Dagster & AWS EMR
The AWS integration provides ways orchestrating data pipelines that leverage AWS services, including AWS EMR (Elastic MapReduce). This integration allows you to run and scale big data workloads using open source tools such as Apache Spark, Hive, Presto, and more.
Using this integration, you can:
- Seamlessly integrate AWS EMR into your Dagster pipelines.
- Utilize EMR for petabyte-scale data processing.
- Easily manage and monitor EMR clusters and jobs from within Dagster.
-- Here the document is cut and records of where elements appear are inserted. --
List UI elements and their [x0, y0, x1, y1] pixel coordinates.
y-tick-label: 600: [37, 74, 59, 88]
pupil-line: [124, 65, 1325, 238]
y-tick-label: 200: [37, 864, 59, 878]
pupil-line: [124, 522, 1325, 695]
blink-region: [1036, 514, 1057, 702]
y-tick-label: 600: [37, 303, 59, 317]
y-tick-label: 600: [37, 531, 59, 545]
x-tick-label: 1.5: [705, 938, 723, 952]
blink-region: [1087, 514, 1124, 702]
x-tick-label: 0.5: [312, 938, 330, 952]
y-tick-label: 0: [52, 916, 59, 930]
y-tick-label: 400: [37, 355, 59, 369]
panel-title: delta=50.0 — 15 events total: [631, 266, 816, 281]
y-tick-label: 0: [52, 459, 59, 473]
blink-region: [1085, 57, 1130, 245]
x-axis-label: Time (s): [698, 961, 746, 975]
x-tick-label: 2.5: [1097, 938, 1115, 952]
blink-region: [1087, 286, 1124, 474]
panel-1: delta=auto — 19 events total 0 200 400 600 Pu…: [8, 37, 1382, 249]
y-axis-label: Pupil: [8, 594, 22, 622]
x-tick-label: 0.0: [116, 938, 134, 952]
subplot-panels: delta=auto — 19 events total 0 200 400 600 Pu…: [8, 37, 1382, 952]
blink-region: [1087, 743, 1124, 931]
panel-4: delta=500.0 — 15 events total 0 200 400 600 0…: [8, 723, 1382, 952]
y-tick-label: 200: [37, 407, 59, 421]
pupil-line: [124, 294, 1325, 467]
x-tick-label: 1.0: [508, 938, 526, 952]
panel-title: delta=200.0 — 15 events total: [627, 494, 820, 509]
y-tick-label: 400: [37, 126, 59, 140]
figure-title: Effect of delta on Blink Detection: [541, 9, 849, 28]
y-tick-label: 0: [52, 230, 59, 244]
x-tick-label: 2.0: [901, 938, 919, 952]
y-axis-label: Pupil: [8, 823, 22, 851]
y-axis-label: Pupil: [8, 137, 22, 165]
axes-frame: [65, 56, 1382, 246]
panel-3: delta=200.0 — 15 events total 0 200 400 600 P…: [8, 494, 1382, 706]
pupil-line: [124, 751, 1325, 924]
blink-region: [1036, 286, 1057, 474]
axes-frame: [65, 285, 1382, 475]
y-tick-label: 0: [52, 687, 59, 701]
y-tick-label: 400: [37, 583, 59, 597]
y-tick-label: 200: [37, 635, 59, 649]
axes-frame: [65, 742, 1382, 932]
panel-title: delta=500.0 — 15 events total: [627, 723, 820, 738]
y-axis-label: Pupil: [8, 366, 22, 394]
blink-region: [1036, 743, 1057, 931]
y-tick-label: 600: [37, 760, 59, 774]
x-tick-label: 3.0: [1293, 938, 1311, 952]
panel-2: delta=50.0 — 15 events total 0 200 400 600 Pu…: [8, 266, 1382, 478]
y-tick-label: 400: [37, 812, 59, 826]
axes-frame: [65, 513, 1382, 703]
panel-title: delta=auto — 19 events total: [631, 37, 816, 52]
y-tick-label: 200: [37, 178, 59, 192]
- Leverage Dagster's orchestration capabilities to handle complex data workflows involving EMR.
Installation
- uv
- pip
uv add dagster-aws
pip install dagster-aws
Examples
from pathlib import Path
from typing import Any
from dagster_aws.emr import emr_pyspark_step_launcher
from dagster_aws.s3 import S3Resource
from dagster_pyspark import PySparkResource
from pyspark.sql import DataFrame, Row
from pyspark.sql.types import IntegerType, StringType, StructField, StructType
import dagster as dg
emr_pyspark = PySparkResource(spark_config={"spark.executor.memory": "2g"})
@dg.asset
def people(
pyspark: PySparkResource, pyspark_step_launcher: dg.ResourceParam[Any]
) -> DataFrame:
schema = StructType(
[StructField("name", StringType()), StructField("age", IntegerType())]
)
rows = [
Row(name="Thom", age=51),
Row(name="Jonny", age=48),
Row(name="Nigel", age=49),
]
return pyspark.spark_session.createDataFrame(rows, schema)
@dg.asset
def people_over_50(
pyspark_step_launcher: dg.ResourceParam[Any], people: DataFrame
) -> DataFrame:
return people.filter(people["age"] > 50)
defs = dg.Definitions(
assets=[people, people_over_50],
resources={
"pyspark_step_launcher": emr_pyspark_step_launcher.configured(
{
"cluster_id": {"env": "EMR_CLUSTER_ID"},
"local_pipeline_package_path": str(Path(__file__).parent),
"deploy_local_pipeline_package": True,
"region_name": "us-west-1",
"staging_bucket": "my_staging_bucket",
"wait_for_logs": True,
}
),
"pyspark": emr_pyspark,
"s3": S3Resource(),
},
)